ET - Com toda essa fama, com a Indulgência Plenária da Porciúncula concedida pelo papa, o bispo nunca veio conhecer a capela?
Mons. Valmir - Sim, veio. Em 13 de outubro de 1869, o terceiro bispo de Goiás, Dom Joaquim Gonçalves de Azevedo, visita a Capela do Santíssimo Sacramento Apresentado Pelo Patrocínio de Maria. É o primeiro bispo a visitar o lugar. Depois vem Dom Eduardo em 1891 e encontra a capela descuidada e faz um relatório sobre isso, chamando a atenção dos moradores e do pároco, Vigário Paixão. Daí surge a ideia de se demolir a Capela e construir uma nova igreja, coisa que se concretizou em 1920.
ET - Se era “de paredes fortes, portas e janelas seguras”, como consta da documentação, por que a destruíram, não é mesmo? Poderíamos ter um rico patrimônio histórico...
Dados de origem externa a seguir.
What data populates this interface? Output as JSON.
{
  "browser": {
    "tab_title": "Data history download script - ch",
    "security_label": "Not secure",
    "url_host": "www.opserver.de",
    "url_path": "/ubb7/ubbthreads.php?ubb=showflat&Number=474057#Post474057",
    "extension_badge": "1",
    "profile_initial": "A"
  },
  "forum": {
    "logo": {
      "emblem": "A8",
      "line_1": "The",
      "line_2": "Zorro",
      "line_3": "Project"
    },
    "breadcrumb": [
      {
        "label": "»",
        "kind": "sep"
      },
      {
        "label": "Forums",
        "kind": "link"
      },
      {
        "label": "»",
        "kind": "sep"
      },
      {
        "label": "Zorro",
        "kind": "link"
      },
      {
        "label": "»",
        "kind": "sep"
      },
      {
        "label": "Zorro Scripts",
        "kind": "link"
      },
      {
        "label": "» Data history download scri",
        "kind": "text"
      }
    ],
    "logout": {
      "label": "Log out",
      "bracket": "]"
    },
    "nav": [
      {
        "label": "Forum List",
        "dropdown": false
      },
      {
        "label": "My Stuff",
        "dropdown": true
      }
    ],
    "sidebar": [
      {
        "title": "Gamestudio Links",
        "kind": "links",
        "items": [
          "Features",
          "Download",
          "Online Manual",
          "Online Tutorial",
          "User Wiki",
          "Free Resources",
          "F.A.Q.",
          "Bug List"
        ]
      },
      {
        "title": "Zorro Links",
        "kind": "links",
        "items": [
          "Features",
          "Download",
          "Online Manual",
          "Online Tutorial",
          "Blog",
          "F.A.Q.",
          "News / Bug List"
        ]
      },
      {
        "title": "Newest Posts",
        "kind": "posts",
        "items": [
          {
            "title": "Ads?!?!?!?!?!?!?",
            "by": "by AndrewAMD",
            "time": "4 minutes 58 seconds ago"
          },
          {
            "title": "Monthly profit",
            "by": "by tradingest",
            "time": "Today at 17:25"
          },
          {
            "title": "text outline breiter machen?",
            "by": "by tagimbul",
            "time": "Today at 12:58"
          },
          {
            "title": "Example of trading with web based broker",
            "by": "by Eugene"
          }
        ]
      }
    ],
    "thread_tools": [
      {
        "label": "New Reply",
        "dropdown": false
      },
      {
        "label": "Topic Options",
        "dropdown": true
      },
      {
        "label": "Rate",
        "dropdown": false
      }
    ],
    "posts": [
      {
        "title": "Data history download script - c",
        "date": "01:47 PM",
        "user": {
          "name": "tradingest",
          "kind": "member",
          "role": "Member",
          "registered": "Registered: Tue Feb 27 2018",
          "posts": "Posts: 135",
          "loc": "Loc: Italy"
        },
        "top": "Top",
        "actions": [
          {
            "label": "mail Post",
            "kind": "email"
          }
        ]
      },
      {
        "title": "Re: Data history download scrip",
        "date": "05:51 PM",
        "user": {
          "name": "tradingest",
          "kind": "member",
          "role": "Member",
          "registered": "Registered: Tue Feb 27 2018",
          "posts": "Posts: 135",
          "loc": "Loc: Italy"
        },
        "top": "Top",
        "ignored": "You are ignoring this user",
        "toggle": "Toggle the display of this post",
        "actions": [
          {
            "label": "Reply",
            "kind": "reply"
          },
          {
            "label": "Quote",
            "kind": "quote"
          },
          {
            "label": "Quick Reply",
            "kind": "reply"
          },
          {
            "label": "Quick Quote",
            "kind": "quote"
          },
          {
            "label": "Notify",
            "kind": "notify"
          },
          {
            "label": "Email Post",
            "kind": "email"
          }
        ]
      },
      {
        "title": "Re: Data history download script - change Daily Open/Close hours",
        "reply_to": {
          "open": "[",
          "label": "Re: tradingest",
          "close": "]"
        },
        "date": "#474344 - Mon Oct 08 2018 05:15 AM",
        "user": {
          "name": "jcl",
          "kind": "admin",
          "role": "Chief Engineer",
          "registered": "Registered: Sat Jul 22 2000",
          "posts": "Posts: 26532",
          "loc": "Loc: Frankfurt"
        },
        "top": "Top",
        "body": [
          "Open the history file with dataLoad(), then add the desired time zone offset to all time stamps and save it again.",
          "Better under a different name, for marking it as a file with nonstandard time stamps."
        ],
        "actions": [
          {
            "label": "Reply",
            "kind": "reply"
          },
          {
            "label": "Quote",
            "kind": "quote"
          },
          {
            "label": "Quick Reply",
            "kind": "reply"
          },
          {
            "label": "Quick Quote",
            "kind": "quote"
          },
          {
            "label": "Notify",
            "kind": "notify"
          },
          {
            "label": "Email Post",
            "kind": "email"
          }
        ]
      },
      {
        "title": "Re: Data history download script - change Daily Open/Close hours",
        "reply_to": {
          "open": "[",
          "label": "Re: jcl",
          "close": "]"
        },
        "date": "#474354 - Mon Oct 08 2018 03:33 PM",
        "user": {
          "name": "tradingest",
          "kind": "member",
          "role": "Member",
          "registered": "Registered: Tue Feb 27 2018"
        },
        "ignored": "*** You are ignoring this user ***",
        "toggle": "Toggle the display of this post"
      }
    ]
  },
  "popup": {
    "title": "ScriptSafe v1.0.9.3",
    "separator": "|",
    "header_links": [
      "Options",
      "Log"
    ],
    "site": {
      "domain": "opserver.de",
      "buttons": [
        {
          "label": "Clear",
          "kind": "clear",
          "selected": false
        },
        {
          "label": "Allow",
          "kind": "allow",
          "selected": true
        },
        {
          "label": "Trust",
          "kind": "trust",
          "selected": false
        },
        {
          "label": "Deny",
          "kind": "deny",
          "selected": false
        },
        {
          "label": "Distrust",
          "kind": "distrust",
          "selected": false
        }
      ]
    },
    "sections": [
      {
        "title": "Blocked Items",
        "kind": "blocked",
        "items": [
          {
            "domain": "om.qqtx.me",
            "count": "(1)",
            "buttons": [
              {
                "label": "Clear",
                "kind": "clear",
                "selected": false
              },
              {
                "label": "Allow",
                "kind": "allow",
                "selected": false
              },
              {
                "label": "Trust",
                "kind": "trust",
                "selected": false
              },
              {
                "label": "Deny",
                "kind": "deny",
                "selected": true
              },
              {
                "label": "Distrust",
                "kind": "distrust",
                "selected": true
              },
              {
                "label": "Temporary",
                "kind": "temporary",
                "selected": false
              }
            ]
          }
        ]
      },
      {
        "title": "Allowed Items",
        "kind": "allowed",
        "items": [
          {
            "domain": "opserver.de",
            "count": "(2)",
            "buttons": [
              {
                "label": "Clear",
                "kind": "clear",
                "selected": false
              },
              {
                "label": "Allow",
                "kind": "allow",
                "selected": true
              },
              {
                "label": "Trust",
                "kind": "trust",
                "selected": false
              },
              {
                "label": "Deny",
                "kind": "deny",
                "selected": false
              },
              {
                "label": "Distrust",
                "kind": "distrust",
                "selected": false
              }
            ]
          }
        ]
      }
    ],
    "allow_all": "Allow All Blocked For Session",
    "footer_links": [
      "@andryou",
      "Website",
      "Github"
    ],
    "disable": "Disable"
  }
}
Mons. Valmir - Sem dúvida. Mas, infelizmente desmancharam a capela para começar a construção da atual Igreja Matriz, sem as duas torres ainda, e mais ou menos até na metade. Há registros de que houve dotações da Câmara para poder ornamentar a Igreja. E o pároco fez questão de chamar Dom Eduardo para inaugurar a nova igreja, como que dizendo: “Olha como está agora!”.
ET – E o orago, mudou com essa inauguração?
Mons. Valmir - O que a gente encontra nos documentos é que o orago é o Santíssimo Sacramento e os padroeiros, o Santíssimo Sacramento e Nossa Senhora do Patrocínio, sempre nesta ordem, o Santíssimo Sacramento, primeiro. Agora, o que vou dizer é uma suposição, imagino que num determinado momento, alguém inverteu a ordem dos padroeiros e escreveu, ou teria dito: “Nossa Senhora do Patrocínio e o Santíssimo Sacramento”. E essa nova nomenclatura começou a ser repetida. Na crônica escrita por Cgo. César, ele escreve no cabeçalho o título entre parênteses, “Nossa Senhora do Patrocínio do Santíssimo Sacramento” e, em seguida vem o texto: “Em Sacramento, há uma capela dedicada ao Santíssimo Sacramento e os padroeiros são o Santíssimo Sacramento e Nossa Senhora do Patrocínio...”. Penso que ele não parou para conferir, analisar o que estava escrevendo, a partir da informação do Cônego Julião Nunes.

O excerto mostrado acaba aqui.